It would be even better to use dots/periods for separating the sections from sub-sections and from option names; e.g.:

whitespace.line.trim_trailing = true
whitespace.file.require_newline = true
# so essentially:
<section>[.<subject>].<option>

but I'm not sure whether the INI-style format of .editorconfig supports that.

I perfectly realize that this goes beyond the scope of this issue, but after encountering this proposal and looking at the wiki, I wanted to raise the red flag of a constantly increasing set of options that don't follow any kind of grouping or sectioning in their names.

treyhunner commented 12 years ago

I like the idea of logically grouping options, but I don't like the idea of lengthening option names in order to do this.

I think we might be able to solve the problem of option names getting out of control via a style recommendation such as one of these comment/spacing styles:

[*.py]

; encoding
charset = utf-8
end_of_line = LF

; whitespace
indent_style = space
indent_size = 4
tab_width = 8
insert_final_newline = true
trim_trailing_whitespace = true

Or maybe:

[*.py]

; Encoding Options

charset = utf-8
end_of_line = LF

; Whitespace Options

indent_style = space
indent_size = 4
tab_width = 8
insert_final_newline = true
trim_trailing_whitespace = true

The reason I don't want to prefix options with whitespace_ is that I want these option names to be as short as possible while still being verbose enough to be easily understood. The last two options in the examples above are exceptions in that they are fairly long, but we only made them this long because it seemed necessary to correctly convey their meanings.
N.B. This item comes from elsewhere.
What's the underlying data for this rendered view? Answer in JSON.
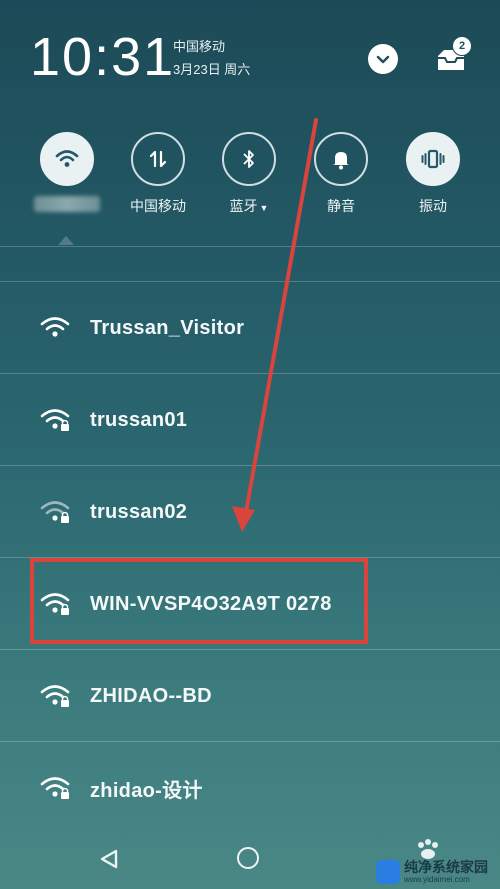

Do you think this above stylistic suggestion(s) would be an adequate solution to the problem of option grouping?

sun commented 12 years ago

Do you think this above stylistic suggestion(s) would be an adequate solution to the problem of option grouping?

Not really. ;) Comments are only annotating data structures. The moment you remove them, only the data structure remains.

I really like and appreciate the idea and goals of EditorConfig, and believe that the project has the potential for a prospering future. Essentially, you're attempting to abstract and define coding standards in a semantic and standardized way (but without standardizing the same for all), so they're ready for consumption by whichever editor of anyone's choice, and for whichever project someone wants to code for. As one of the main contributors and maintainers of Drupal's extensive coding standards, I'd really like to see this idea to take off. :)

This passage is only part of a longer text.